Wir waren uns beide nicht so ganz sicher, was das mit diesem Rennen geben würde. Auf dem Papier war die Strecke im Vergleich zu unseren letzten Ultras (Tromso Skyrace und Transvulcania) mit seinen 52km, 2200Hm und großem Forstweganteil relativ leicht. Andererseits bedeutete das ein deutlich höheres Tempo was wiederum eine ganz andere Belastung ist, als ständiges Rumklettern (Tromso) oder Durch-den-Sand-schlurfen (Transvulcania). Und außerdem: Ein Ultra ist und bleibt ein Ultra. Und Ultras tun halt meist auch weh. Man hätte sich dazu ja schon mal früher ein paar Gedanken machen können, aber wir fingen erst damit an, als wir schon auf dem Weg waren. „Etwas“ spät vielleicht. Also ließen wir die Sache einfach mal auf uns zukommen und wie sich herausstellte wurde unsere Taktik relativ schnell sowieso mehr oder weniger fremdbestimmt.

Es dauerte nur ein paar Minuten, da hatten wir schon die ersten gemütlichen Wanderer eingeholt. Das ist nicht despektierlich gemeint, sondern es gibt beim Karwendelmarsch wirklich ein Rennen und eine Wanderung und die Wanderer starten direkt nach den Läufern, wurden von uns also zuerst eingeholt. Ein paar weitere Minuten später befanden wir uns voll im Pulk. Wer schon mal beim JP Morgan Lauf oder einem ähnlichen Firmenevent mitgerannt ist, kennt das vielleicht: Es war ein wahrer Slalom-Lauf und 100te von Menschen waren unsere Slalomstangen. Wir pflügten durch das Feld und versuchten dabei die anderen Leute so wenig wie möglich zu erschrecken.
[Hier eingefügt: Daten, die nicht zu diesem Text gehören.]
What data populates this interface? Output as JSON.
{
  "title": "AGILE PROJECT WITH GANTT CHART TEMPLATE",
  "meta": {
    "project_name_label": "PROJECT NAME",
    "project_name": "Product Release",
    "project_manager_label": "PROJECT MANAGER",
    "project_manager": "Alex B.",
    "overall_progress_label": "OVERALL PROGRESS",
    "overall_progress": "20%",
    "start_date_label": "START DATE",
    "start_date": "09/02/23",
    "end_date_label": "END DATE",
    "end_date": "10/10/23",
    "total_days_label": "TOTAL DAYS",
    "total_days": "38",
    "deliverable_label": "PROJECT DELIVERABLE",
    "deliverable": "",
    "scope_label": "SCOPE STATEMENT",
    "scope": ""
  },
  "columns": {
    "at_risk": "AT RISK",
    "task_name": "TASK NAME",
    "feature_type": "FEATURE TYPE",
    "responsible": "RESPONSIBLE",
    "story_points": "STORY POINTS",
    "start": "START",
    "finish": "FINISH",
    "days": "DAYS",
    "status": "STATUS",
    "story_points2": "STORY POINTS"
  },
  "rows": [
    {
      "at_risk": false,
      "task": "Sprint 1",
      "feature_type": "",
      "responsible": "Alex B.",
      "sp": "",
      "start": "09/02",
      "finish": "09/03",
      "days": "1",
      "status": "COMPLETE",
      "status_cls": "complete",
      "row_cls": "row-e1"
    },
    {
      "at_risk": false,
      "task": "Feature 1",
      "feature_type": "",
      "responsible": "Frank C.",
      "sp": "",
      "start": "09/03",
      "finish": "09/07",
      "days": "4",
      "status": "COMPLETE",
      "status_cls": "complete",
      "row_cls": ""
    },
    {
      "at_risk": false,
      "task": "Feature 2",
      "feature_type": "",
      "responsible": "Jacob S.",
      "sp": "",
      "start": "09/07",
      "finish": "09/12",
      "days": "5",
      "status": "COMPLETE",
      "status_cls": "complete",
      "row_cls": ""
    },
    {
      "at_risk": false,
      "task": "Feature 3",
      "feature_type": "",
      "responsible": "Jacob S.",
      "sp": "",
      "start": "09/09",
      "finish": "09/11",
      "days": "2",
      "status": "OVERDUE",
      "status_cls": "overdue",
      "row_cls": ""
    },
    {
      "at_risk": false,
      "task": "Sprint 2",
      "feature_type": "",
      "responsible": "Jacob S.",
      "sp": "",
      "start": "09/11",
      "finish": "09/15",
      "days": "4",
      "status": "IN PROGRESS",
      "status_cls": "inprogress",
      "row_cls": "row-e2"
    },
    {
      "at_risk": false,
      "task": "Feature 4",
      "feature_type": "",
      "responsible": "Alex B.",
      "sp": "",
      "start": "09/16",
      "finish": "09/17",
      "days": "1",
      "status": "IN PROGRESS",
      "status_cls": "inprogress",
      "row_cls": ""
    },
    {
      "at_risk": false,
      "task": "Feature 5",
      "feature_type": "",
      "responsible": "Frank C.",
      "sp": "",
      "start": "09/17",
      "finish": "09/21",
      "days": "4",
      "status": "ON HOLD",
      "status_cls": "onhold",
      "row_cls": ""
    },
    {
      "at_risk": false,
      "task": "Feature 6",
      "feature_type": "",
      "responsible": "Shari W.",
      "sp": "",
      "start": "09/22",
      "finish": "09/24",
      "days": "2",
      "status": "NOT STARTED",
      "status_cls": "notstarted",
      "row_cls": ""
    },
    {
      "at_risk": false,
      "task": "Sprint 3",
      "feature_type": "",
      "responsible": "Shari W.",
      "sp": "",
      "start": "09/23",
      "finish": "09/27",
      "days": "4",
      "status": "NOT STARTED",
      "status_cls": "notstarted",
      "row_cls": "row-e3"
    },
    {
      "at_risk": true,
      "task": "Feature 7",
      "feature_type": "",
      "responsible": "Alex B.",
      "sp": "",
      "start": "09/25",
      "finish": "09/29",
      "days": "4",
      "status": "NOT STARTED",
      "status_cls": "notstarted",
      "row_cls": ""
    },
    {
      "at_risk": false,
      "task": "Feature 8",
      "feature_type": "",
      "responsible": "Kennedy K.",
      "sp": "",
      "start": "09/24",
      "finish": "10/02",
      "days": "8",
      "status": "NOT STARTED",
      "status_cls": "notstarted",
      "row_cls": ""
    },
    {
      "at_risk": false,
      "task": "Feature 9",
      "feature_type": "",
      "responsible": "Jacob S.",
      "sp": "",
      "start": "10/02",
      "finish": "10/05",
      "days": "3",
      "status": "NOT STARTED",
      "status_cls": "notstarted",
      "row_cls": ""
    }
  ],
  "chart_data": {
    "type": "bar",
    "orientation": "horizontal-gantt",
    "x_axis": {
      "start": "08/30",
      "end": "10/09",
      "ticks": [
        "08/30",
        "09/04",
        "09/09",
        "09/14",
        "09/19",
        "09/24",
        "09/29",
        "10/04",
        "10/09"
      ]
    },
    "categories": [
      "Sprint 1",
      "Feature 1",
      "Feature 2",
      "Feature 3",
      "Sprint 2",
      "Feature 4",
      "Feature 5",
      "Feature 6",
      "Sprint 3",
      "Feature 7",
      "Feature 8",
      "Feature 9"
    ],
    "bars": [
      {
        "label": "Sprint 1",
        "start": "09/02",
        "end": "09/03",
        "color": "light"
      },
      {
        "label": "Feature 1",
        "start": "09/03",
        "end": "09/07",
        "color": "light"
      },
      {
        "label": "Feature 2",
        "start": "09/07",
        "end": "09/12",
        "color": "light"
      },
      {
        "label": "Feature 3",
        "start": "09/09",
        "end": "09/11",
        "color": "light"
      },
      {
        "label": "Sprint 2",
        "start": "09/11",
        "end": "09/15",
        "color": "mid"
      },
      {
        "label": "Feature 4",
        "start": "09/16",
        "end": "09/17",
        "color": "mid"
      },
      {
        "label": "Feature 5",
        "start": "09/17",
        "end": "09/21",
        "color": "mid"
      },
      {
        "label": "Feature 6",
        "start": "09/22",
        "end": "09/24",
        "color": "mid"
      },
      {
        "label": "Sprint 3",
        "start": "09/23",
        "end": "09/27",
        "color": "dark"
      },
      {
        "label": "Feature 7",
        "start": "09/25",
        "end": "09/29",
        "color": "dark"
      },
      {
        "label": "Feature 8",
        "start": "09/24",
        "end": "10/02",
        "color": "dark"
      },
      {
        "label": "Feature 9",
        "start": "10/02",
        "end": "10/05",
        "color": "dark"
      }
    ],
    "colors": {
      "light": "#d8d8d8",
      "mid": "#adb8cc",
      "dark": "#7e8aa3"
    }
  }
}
Links, Rechts, durch die Rinne am Rand, kurz durchs Unterholz, Zick-Zack, kurzer Sprint. Dabei war die #1 oft von nutzen, denn wenn jemand meine Nummer gesehen hat wurde gerufen „Achtung, die Nummer 1“ und Leute gingen bei Seite oder machten sogar ein Foto. Auch wenn ich nur ein Hochstapler war muss ich zugeben, dass das enorm beflügelt hat. Und so legten wir noch eine Schippe drauf. Wenn wir schon die #1 und #4 tragen, wollten wir auch so rennen und rasten durchs Feld. Jedenfalls für unsere Verhältnisse. Marius hat mal nachgerechnet und kam insgesamt auf ca. 2000 überholte Wanderer und Läufer über die gesamte Distanz. Das klingt doch ganz gut.

 

Auch als sich das Feld langsam lichtete und wir kaum noch Wanderer, sondern dann die hauptsächlich Läufer einholten, behielten wir das Tempo bei und überholten weiter. War das schlau? Nein. War das geil? Aber sowas von. Wir waren uns sehr wohl bewusst, dass die Nummer nach hinten losgehen könnte, aber es machte einfach Spaß. Und wir waren hier um Spaß zu haben. Also machten wir nicht langsamer, sondern liefen einfach weiter bis wir den ersten Anstieg von 850Hm komplett durchgelaufen waren. Woohhaaaa! Wir würden schon sehen, wie lange das gut geht.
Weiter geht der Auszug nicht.